天恵菇(てんけいこ)
2022年3月
先日、自宅近くのイタリアンレストランで人生の先輩と会食をした。
このお店のシェフは徳島県出身である。
郷土を思う気持ちが強く、徳島産のお肉やお野菜をふんだんに使ったお料理が好評である。
ワインもお料理に合って美味しい。
人生の先輩は現在、徳島に住んでいる。
先輩は、会社での約束された地位を捨てて、自ら一般財団法人を立ち上げた。
先輩は「日本の未来を担う子供たちに少しでも良い環境を提供したい。」という想いで、子供たちを支える団体やNPOに助成活動を行っている。
1か月前、先輩に「家の近所にイタリアンのお店があります。徳島県出身のシェフで美味しいですよ。」とメールすると、「夕食だけ食べに神戸まで行く!」と返信がきた。

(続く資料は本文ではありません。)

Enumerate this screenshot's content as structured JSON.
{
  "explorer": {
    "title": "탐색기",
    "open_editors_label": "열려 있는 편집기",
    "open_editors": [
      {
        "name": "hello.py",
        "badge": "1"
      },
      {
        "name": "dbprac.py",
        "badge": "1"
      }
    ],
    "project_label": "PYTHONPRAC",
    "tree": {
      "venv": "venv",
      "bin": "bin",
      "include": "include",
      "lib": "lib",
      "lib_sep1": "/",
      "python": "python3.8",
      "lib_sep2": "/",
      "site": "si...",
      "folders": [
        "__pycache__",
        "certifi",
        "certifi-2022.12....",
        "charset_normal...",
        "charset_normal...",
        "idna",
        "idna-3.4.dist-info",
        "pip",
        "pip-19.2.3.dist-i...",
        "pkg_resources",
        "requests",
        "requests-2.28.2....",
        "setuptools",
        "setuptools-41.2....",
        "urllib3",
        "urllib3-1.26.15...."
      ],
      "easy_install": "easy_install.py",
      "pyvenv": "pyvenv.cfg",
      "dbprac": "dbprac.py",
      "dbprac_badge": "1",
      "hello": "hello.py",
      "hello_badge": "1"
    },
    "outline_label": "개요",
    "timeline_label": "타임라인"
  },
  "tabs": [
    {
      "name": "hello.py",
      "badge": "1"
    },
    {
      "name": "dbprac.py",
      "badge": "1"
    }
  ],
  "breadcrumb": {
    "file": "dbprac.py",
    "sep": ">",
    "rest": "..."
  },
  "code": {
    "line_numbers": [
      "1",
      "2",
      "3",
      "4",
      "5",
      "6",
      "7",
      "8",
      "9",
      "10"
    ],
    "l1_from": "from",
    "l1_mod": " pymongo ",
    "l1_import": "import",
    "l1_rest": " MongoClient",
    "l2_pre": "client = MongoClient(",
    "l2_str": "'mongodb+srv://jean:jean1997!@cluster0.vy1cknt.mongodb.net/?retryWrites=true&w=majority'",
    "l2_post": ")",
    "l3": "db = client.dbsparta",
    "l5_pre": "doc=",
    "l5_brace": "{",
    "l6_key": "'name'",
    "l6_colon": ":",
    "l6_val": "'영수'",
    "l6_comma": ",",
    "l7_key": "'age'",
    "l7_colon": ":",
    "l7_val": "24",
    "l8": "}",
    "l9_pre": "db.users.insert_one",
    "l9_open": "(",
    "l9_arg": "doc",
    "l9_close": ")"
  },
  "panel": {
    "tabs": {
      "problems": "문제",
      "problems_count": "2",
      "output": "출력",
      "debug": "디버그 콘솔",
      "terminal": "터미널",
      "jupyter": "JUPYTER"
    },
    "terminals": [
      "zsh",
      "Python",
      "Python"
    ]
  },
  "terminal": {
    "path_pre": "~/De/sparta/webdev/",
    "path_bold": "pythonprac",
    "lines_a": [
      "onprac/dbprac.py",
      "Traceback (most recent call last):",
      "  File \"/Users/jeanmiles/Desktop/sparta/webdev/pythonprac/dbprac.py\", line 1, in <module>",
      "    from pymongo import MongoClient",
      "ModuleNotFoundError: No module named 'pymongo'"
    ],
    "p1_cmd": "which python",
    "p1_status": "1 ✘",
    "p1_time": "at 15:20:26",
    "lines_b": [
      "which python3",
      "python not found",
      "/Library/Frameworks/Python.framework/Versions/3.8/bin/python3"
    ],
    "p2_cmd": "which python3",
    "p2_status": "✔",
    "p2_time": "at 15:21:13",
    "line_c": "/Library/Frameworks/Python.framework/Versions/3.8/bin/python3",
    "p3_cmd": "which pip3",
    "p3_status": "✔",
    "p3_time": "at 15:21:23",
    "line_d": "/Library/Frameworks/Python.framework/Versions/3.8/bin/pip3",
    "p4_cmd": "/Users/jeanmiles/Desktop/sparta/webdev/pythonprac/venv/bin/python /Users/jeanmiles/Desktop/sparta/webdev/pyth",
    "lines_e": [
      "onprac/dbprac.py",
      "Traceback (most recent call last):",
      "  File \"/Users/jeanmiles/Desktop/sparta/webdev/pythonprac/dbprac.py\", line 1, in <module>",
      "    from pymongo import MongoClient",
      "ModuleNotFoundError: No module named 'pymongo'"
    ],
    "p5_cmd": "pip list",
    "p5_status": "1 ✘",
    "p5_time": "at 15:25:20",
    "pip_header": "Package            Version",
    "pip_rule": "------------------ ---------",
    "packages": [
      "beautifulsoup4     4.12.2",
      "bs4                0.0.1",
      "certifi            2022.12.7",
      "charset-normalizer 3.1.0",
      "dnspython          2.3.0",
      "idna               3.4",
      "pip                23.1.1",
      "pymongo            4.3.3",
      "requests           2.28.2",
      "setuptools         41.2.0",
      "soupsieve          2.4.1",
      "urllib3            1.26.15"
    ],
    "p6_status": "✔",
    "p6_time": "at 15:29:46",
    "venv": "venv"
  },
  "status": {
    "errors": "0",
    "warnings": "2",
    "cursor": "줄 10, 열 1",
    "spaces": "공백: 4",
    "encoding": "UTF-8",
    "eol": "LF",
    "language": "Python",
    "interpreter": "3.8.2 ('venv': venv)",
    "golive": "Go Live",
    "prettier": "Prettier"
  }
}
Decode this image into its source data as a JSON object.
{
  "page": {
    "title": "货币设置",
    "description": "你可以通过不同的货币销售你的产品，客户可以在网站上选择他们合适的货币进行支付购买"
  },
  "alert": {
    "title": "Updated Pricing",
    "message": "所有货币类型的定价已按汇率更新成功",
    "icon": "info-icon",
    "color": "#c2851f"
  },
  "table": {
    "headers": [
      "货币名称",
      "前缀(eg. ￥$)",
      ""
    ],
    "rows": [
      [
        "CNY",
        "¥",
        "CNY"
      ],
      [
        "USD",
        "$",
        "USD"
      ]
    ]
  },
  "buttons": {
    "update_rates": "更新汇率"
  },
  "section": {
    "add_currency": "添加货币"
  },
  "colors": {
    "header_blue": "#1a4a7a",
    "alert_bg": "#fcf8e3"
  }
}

先輩は一般財団法人の理事長をしながら、昨年よりキノコ栽培を始めた。
キノコの名前は天恵菇(てんけいこ)。
噂でしか聞いたことがない大きなキノコ。
栽培が難しいゆえに市場にはあまり出回っていない。
先輩は収穫作業を終わらせてから、徳島から車を走らせ、レストランに到着した。
おもむろに紙袋から出されたのは、直径10センチを超える大きなキノコ。
先輩曰く「味わい深く、肉厚で、まるでアワビを食べているような食感」とのこと。
なんとも贅沢なキノコである。
お土産として、私とシェフはこの“贅沢キノコ”をいただいてしまった。
先輩と私は会話を楽しみながら、徳島産の美味しい前菜、お野菜、お肉、デザートを完食した。
お客様が誰もいなくなった頃合いに、先輩とシェフはカウンター越しに徳島談義をはじめる。
シェフの出身地と先輩は隣町どうしであり、地元のネタで盛り上がっている。
なんとも心地よい会話である。
先輩はこのレストランを気に入ってくれた。
大切に育てた天恵菇を、みんなから愛されるこのお店で使ってもらいたい、と言っている。
若いシェフも上機嫌で、お客様にぜひ天恵菇を食べてもらいたい、と熱が入っている。
すでに調理方法のイメージが頭の中にあるようだ。
若いシェフのお父様は今でも徳島で板前をしているという。
シェフは幼少からお父様に料理に向き合う姿勢を学んできたのだろう。
シェフは友人と話しながら後片付けをしている。
お鍋を磨き、食器、スプーン等を綺麗に洗っている。
所作が丁寧である。
流し台のみならず、排水フィルターも外して掃除をしている。
私はその様子を見ながら、こういったところに手を抜かないのがプロなのだ、とつくづく感心している。
人目につくところだけでなく、人目につかない所も綺麗に磨く。
これはプロとしての日頃の心構えであり、この小さな行為の積み重ねが、結果として大きな差を生む。
シェフは食器や流し台といった物理的なモノだけでなく、自身の心も磨いている。
それがお料理のクオリティとなって表れている。
先輩と私はお店から出た。
グルメな先輩は「全部美味しかった。また来たい!」と言い残して、車に乗り込んだ。
私が尊敬する先輩。フットワークは軽快である。
外は寒いはずだが、なんだか温かい。
徳島を愛する2人の出会いが、私の心にスイッチを入れたのだろう。